A merger between the two loss-making Shanghai airlines is expected to change the shape of the aviation market in the city and help develop it into an international air hub.
China's state-owned asset regulator and the Shanghai government have granted preliminary approval for China Eastern Airlines and Shanghai Airlines to merge and details of the merger will be unveiled within 20 days from last Saturday, according to Liu Shaoyang, chairman of the bigger China Eastern.
A working team consisting of four China Eastern officials, including Liu and general manager Ma Xulun, and three executives from Shanghai Air, including Chairman Zhou Chi, has held a meeting to discuss ways to cooperate toward a merger.
There is much anticipation in the market that the two airlines may cooperate through a share swap or making the smaller carrier a subsidiary of China Eastern.
"The two carriers are very likely to swap shares, which means Shanghai Air can still be run independently, as well as generate synergy between them ? but turning Shanghai Air into a subsidiary can fundamentally solve problems for long-term development," said Mao Ang, an analyst at China Galaxy Securities Research.

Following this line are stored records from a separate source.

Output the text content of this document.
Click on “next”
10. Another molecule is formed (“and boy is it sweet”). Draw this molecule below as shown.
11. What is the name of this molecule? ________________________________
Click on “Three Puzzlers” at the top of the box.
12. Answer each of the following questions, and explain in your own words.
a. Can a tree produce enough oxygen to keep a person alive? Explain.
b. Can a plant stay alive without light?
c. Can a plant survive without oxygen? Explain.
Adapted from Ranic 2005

Liu said the two airlines are exploring possible ways but have yet to make a final decision. "But we have expanded business cooperation and reached agreements on some fundamental issues such as no staff cuts," he said.
Large airline
The merger will create a very large airline which boasts a fleet of about 300 planes flying on more than 600 routes, and also propel Shanghai to overtake Beijing as China's biggest air-travel destination in 2015.
Shanghai is one of the most important air hubs in China with a high turnover in traffic and a well-connected network, but there is at the moment no leading airline to help build it into an international air hub.
A leading airline usually carves up about 50 percent of turnover in a local aviation market. For example, Air China has a more than 45 percent share of Beijing's market and China Southern Airlines has about 50 percent of Guangzhou's market.
But China Eastern owns about 32 percent in the Shanghai market and Shanghai Air owns 17 percent. A merger would result in a combined share of 49 percent which would present a formidable challenge to other carriers.
"Shanghai is the financial capital of China and there are plans to build the city into an international financial and shipping center, so forming a leading airline is a necessity," Mao said. "There is duplication of routes between the two carriers that lead to fierce competition, and a merger will help them adjust flight schedules and networks to increase revenues and save costs," Mao said.
China Eastern lost about 14 billion yuan (US$2.9 billion) last year due to shrinking demand brought by the global financial crisis and its hedging losses. Shanghai Air lost 1.25 billion yuan. The two carriers have been suspended from trading since last week due to the merger talk.
Huang Bin, board secretary of Air China, said it has no plans to adjust its strategy in Shanghai because of the merger between the two local carriers. It set up a branch in Shanghai earlier this year to tap a bigger market share in the city.
Price war
News of the possible merger also threatened the development of smaller and private carriers.
"We don't welcome a monopoly in the aviation market because only fair competition can benefit the market and passengers," said Wang Zhenghua, head of China's first budget carrier Spring Airlines. "A price war is unavoidable and we are also studying how to weather pressure brought by airline groups and the H1N1 virus."
Qian Qimin, an analyst at Shenyin & Wanguo Securities Co, said a recovery in the market is the key factor that will benefit the carriers rather than a merger. Airlines worldwide may lose US$9 billion this year as the slump and swine flu hurt travel demand, according to the International Air Transport Association.
Meanwhile, Singapore's Minister Mentor Lee Kuan Yew told media that Singapore Airlines (SIA) and China Eastern may start talking again about potential cooperation.
But Chew Choon Seng, SIA's chief executive, said it is not looking at acquisitions in China for now.
China Eastern's Liu also said the airline hasn't resumed talks with SIA about a possible partnership, but the carrier is open to all overseas investment including strategic and financial partners after expanding its market share in Shanghai to about 50 percent through the merger.
In 2007, China Eastern planned to sell a 24-percent stake to SIA and Temasek Holdings, Singapore's state-linked investment firm, for US$923 million but the deal was blocked by the China National Aviation Corp, parent of Air China.
CNAC sought a tie-up with China Eastern in a bid to dominate the world's second-largest aviation market but was rejected by the Shanghai-based carrier.